An important criterion for adding hydrogen to a gas is the explosion threshold. An explosive mixture of pure hydrogen ignites with an energy as low as 0.01 mJ, which is 28 times lower than the minimum ignition energy of methane (0.28 mJ). On the one hand, the addition of hydrogen to natural gas will reduce the safety of gas transmission, on the other hand, it offers the possibility of transmitting explosive hydrogen and increasing its use.

The possible percentage addition of hydrogen to the transmitted natural gas also depends on the chemical composition of the steel pipelines. Hydrogen has a high rate of diffusion through porous barriers, including some metals. It therefore affects components of the gas system, such as pipes, compressor units and gas quantity and quality measurement systems.

For the same volumes at the same pressure ranges, the amount of hydrogen energy transferred is lower than for natural gas. Depending on the EU country, the maximum concentration of hydrogen in natural gas varies from 2% to 10% in Germany, provided that no CNG stations are connected to the network.

In Poland, the addition of hydrogen to natural gas networks is not used. Analyses of the impact of hydrogen on the gas transmission network were conducted by Gaz System, and such studies are also being conducted by the Oil and Gas Institute. However, PGNiG plans to build a closed network in Odolanów, where it will test the possibility of using hydrogen in gas networks. The results of research so far indicate that in some parts of the natural gas system in Poland, it is possible to inject up to 10 per cent of hydrogen by volume in natural gas.
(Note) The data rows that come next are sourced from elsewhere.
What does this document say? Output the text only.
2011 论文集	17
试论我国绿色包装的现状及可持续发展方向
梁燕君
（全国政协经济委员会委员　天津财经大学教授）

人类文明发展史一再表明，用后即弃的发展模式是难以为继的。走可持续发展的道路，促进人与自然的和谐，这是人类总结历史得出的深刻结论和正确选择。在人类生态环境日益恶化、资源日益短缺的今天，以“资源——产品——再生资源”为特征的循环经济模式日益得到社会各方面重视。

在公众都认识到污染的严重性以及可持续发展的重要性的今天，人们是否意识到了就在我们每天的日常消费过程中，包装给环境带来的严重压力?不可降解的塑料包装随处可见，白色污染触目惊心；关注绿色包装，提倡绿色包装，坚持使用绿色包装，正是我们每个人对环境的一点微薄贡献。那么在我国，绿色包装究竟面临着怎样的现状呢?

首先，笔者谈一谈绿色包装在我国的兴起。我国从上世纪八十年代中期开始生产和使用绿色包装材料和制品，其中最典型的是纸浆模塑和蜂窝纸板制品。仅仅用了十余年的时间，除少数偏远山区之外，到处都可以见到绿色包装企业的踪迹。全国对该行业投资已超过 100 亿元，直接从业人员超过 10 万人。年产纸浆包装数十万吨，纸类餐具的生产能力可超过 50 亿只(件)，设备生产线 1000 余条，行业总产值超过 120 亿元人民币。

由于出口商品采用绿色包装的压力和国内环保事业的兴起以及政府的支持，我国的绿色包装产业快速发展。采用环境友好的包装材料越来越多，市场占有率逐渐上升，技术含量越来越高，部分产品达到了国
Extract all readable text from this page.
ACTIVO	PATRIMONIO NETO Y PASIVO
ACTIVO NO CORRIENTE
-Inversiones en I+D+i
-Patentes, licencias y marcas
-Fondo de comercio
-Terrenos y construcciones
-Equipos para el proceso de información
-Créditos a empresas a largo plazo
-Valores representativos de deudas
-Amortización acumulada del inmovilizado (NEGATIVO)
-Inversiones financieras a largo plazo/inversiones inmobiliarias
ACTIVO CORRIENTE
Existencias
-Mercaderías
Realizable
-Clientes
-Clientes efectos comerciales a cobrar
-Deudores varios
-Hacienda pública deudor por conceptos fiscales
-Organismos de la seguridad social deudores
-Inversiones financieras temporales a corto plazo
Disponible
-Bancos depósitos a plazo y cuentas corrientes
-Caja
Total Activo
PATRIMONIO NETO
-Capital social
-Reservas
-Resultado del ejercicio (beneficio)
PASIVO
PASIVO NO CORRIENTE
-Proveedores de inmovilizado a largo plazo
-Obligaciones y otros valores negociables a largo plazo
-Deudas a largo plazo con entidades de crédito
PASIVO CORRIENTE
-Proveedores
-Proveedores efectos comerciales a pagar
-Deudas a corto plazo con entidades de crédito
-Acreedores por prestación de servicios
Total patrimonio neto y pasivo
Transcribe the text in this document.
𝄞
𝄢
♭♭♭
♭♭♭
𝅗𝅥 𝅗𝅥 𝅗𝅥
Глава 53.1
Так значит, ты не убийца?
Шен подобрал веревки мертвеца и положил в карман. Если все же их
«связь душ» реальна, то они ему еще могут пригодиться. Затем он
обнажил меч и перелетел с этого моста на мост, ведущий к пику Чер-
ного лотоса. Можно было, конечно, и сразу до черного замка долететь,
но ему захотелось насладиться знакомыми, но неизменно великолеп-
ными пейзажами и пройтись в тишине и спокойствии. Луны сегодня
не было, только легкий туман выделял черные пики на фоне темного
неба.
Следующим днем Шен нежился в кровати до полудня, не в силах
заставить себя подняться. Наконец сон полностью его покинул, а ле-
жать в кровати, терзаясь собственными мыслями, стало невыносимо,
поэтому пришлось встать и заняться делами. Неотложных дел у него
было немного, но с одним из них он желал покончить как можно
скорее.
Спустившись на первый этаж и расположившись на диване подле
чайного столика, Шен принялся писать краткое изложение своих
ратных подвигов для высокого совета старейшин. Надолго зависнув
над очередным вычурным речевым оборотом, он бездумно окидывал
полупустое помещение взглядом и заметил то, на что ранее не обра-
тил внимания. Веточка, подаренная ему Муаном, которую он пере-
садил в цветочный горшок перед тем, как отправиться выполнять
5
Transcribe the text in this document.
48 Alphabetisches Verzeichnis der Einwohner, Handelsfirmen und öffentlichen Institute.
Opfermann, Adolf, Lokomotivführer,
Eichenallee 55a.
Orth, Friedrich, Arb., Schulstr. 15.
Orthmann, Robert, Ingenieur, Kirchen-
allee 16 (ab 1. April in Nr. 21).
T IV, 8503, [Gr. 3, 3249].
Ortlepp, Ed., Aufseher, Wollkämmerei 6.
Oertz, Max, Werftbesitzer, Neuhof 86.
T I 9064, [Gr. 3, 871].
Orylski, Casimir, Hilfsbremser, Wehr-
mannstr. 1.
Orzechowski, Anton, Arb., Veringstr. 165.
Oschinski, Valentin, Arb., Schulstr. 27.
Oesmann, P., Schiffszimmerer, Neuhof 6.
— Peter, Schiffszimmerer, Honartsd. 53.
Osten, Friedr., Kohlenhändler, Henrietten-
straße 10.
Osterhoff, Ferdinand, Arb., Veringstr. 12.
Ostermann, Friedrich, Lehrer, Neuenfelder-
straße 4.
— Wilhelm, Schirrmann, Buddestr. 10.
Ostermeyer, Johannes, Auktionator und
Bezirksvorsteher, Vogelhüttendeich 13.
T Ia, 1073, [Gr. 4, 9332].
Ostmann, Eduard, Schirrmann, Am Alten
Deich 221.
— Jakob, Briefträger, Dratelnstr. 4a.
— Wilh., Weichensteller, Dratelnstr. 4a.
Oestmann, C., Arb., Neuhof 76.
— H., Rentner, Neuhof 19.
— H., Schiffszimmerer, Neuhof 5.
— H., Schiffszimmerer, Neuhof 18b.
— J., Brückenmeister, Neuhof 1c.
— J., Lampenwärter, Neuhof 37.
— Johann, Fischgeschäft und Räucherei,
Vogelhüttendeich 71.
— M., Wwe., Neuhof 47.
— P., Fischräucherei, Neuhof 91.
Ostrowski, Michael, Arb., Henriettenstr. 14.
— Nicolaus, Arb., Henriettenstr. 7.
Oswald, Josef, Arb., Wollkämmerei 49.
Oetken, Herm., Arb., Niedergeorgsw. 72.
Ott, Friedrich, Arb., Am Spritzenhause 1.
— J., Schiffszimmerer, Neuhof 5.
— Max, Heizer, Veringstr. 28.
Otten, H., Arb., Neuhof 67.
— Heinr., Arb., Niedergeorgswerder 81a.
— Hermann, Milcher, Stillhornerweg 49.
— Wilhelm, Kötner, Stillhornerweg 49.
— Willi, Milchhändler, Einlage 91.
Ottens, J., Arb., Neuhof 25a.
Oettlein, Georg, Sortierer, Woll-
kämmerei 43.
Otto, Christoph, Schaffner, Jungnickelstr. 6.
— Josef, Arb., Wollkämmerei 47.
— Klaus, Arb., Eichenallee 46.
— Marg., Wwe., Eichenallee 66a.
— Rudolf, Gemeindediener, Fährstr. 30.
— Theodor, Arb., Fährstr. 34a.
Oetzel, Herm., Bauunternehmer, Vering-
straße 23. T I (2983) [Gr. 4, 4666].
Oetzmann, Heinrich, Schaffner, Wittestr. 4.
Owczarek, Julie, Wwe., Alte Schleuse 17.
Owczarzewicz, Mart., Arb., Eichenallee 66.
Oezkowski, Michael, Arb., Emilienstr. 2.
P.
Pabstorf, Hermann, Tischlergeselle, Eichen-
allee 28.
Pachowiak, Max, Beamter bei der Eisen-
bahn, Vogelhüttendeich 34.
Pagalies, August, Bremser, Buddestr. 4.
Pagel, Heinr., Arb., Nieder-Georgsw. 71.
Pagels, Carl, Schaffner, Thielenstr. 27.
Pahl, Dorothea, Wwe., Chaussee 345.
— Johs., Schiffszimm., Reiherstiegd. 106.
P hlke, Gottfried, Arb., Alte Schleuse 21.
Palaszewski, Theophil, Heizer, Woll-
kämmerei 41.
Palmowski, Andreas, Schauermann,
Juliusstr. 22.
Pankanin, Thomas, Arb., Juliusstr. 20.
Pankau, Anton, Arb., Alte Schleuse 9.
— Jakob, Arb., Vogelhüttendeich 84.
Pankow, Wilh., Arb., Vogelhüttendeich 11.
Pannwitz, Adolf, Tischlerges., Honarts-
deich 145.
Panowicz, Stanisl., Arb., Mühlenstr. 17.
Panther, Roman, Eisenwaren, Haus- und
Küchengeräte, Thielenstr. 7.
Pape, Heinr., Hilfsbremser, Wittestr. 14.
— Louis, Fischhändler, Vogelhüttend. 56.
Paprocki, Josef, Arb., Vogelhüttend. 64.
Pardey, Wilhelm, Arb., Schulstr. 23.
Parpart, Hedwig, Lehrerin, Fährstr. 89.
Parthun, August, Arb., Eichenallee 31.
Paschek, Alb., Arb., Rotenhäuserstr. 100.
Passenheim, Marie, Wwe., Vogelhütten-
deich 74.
It should be remembered that hydrogen pipelines are the most cost-effective option for long-distance supply. The European Hydrogen Backbone (EHB) estimates the average cost of transporting hydrogen at EUR 0.11-0.21/kg/1000 km, which would have very little impact on the final price of the hydrogen itself. In Europe, gas pipelines have different diameters, typically 20-48 inches, and operate at different pressures, typically in the 50-80 bar range. EHB has calculated that the most cost-effective option for transporting hydrogen is to adapt existing gas pipelines, as this is at least twice as expensive as building new, dedicated pipelines.

The process of transporting a mixture of hydrogen and natural gas must become technically and economically feasible. In Poland, there are as yet no unambiguous guidelines which would define the parameters for transporting hydrogen as an admixture to natural gas.